As he relates the story, "The passengers were crowding the decks, storming the boats. I didn’t even have a life jacket because I gave it to one of the passengers. I was trying to get them into the boats in orderly fashion. Suddenly, because the ship was tilted 60-70 degrees, I stumbled and ended up in one of the lifeboats. That’s why I was there.”
So, apparently he actually just tripped and fell in the life boat by accident. Further, as you can tell from his account above, it was partly the fault of those pushy passengers who were crowding around him. Yea, I believe that.
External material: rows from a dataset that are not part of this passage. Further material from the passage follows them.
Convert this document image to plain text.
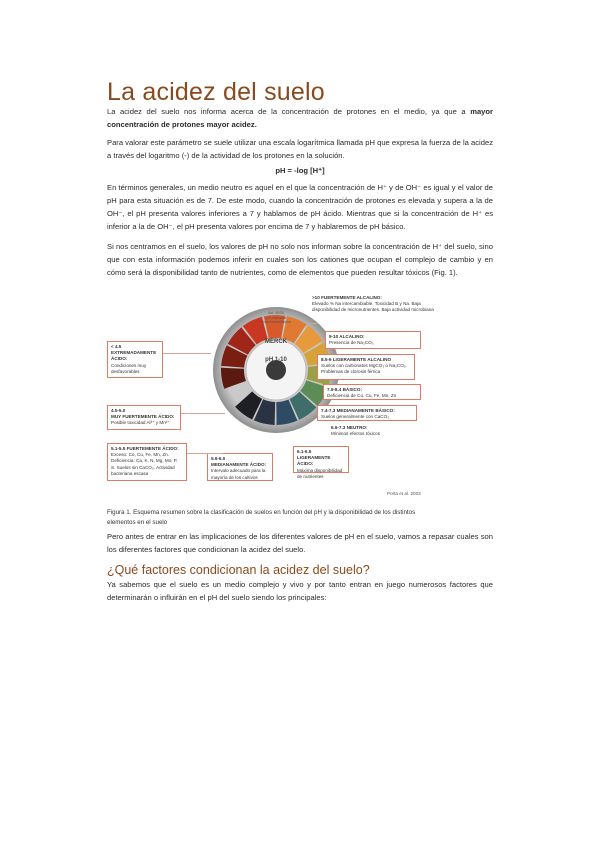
La acidez del suelo

La acidez del suelo nos informa acerca de la concentración de protones en el medio, ya que a mayor concentración de protones mayor acidez.

Para valorar este parámetro se suele utilizar una escala logarítmica llamada pH que expresa la fuerza de la acidez a través del logaritmo (-) de la actividad de los protones en la solución.

pH = -log [H⁺]

En términos generales, un medio neutro es aquel en el que la concentración de H⁺ y de OH⁻ es igual y el valor de pH para esta situación es de 7. De este modo, cuando la concentración de protones es elevada y supera a la de OH⁻, el pH presenta valores inferiores a 7 y hablamos de pH ácido. Mientras que si la concentración de H⁺ es inferior a la de OH⁻, el pH presenta valores por encima de 7 y hablaremos de pH básico.

Si nos centramos en el suelo, los valores de pH no solo nos informan sobre la concentración de H⁺ del suelo, sino que con esta información podemos inferir en cuales son los cationes que ocupan el complejo de cambio y en cómo será la disponibilidad tanto de nutrientes, como de elementos que pueden resultar tóxicos (Fig. 1).

Art. 9535
pH-Indicator Universalindikator
MERCK
pH 1-10
< 4.5
EXTREMADAMENTE ÁCIDO:
Condiciones muy desfavorables
4.5-5.0
MUY FUERTEMENTE ÁCIDO:
Posible toxicidad Al³⁺ y Mn²⁺
5.1-5.5 FUERTEMENTE ÁCIDO:
Exceso: Co, Cu, Fe, Mn, Zn. Deficiencia: Ca, K, N, Mg, Mo, P, S. Suelos sin CaCO₃. Actividad bacteriana escasa
5.6-6.0
MEDIANAMENTE ÁCIDO:
Intervalo adecuado para la mayoría de los cultivos
6.1-6.5
LIGERAMENTE ÁCIDO:
Máxima disponibilidad de nutrientes
>10 FUERTEMENTE ALCALINO:
Elevado % Na intercambiable. Toxicidad B y Na. Baja disponibilidad de micronutrientes. Baja actividad microbiana
9-10 ALCALINO:
Presencia de Na₂CO₃
8.5-9 LIGERAMENTE ALCALINO
Suelos con carbonatos MgCO₃ o Na₂CO₃. Problemas de clorosis férrica
7.5-8.4 BÁSICO:
Deficiencia de Co, Cu, Fe, Mn, Zn
7.4-7.3 MEDIANAMENTE BÁSICO:
Suelos generalmente con CaCO₃
6.6-7.3 NEUTRO:
Mínimos efectos tóxicos
Porta et al. 2003
Figura 1. Esquema resumen sobre la clasificación de suelos en función del pH y la disponibilidad de los distintos elementos en el suelo

Pero antes de entrar en las implicaciones de los diferentes valores de pH en el suelo, vamos a repasar cuales son los diferentes factores que condicionan la acidez del suelo.

¿Qué factores condicionan la acidez del suelo?

Ya sabemos que el suelo es un medio complejo y vivo y por tanto entran en juego numerosos factores que determinarán o influirán en el pH del suelo siendo los principales:
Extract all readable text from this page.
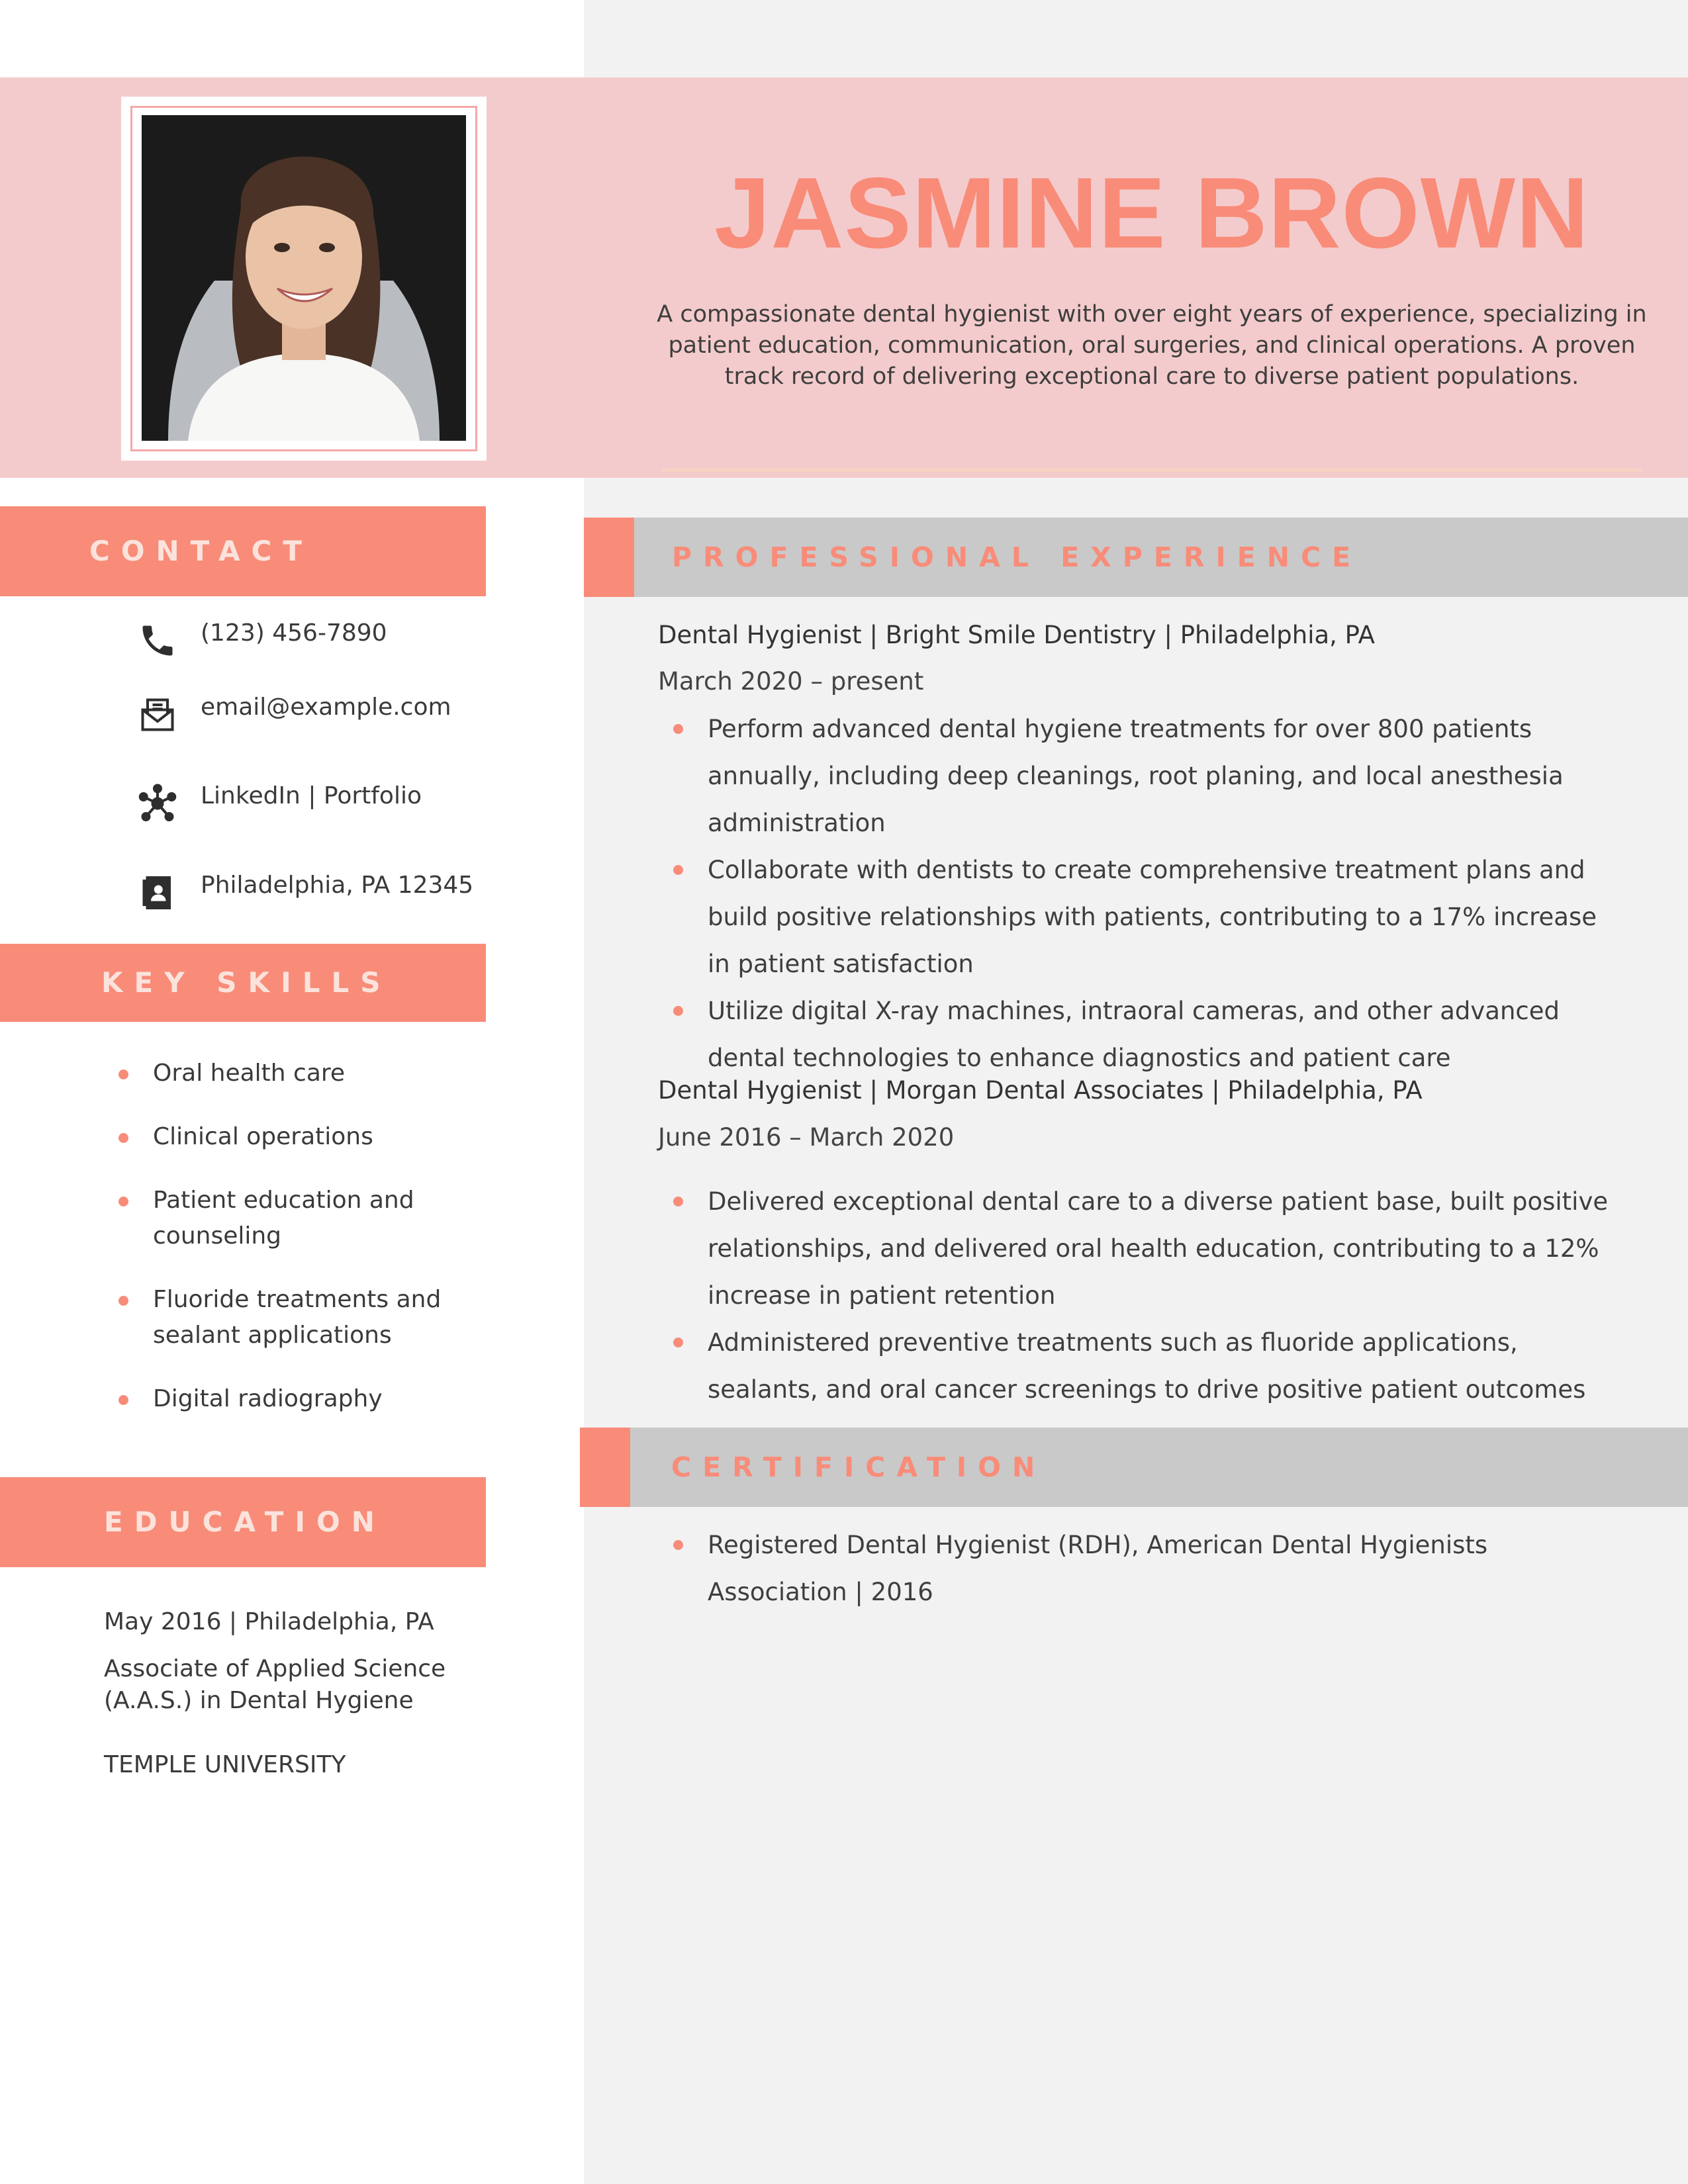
JASMINE BROWN
A compassionate dental hygienist with over eight years of experience, specializing in patient education, communication, oral surgeries, and clinical operations. A proven track record of delivering exceptional care to diverse patient populations.
CONTACT
(123) 456-7890
email@example.com
LinkedIn | Portfolio
Philadelphia, PA 12345
KEY SKILLS
Oral health care
Clinical operations
Patient education and counseling
Fluoride treatments and sealant applications
Digital radiography
EDUCATION
May 2016 | Philadelphia, PA
Associate of Applied Science (A.A.S.) in Dental Hygiene
TEMPLE UNIVERSITY
PROFESSIONAL EXPERIENCE
Dental Hygienist | Bright Smile Dentistry | Philadelphia, PA
March 2020 – present
Perform advanced dental hygiene treatments for over 800 patients annually, including deep cleanings, root planing, and local anesthesia administration
Collaborate with dentists to create comprehensive treatment plans and build positive relationships with patients, contributing to a 17% increase in patient satisfaction
Utilize digital X-ray machines, intraoral cameras, and other advanced dental technologies to enhance diagnostics and patient care
Dental Hygienist | Morgan Dental Associates | Philadelphia, PA
June 2016 – March 2020
Delivered exceptional dental care to a diverse patient base, built positive relationships, and delivered oral health education, contributing to a 12% increase in patient retention
Administered preventive treatments such as fluoride applications, sealants, and oral cancer screenings to drive positive patient outcomes
CERTIFICATION
Registered Dental Hygienist (RDH), American Dental Hygienists Association | 2016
At any rate his situation -- which is to spend the rest of his life being called a coward and having people giggling over his ridiculous tripping story -- reminded me of the old TV western Branded. In it Chuck Connors plays Jason McCord, the sole survivor or the Battle of Bitter Creek who was wrongly court-martialed for cowardice and thrown out of army as a result.
The show's introduction, embedded above, showed him getting his Lieutenant bars and shiney, brass buttons ripped off of his uniform and his sword busted in half. Hilariously, he then wandered around the old west wearing that torn shirt and toting his broken sword so everybody he met knew he was the Coward of the Battle of Bitter Creek. He tried to clear his name by being manly and doing various good deeds. Inspite of my brothers and I faithfully watching it each week, the show didn't last long.
Something tells me that, as awesome as it would be, there will not soon be a new TV series where Capt. Schettino, because of the ankle he sprained when he tripped and fell overboard, limps around Italy, carrying a hunk of salami and a wedge of provolone cheese, as he tries to clear his honor from the stigma of abandoning his ship and passengers. Instead, the guy has given a new definition to the old nautical expression "lower than whale shit".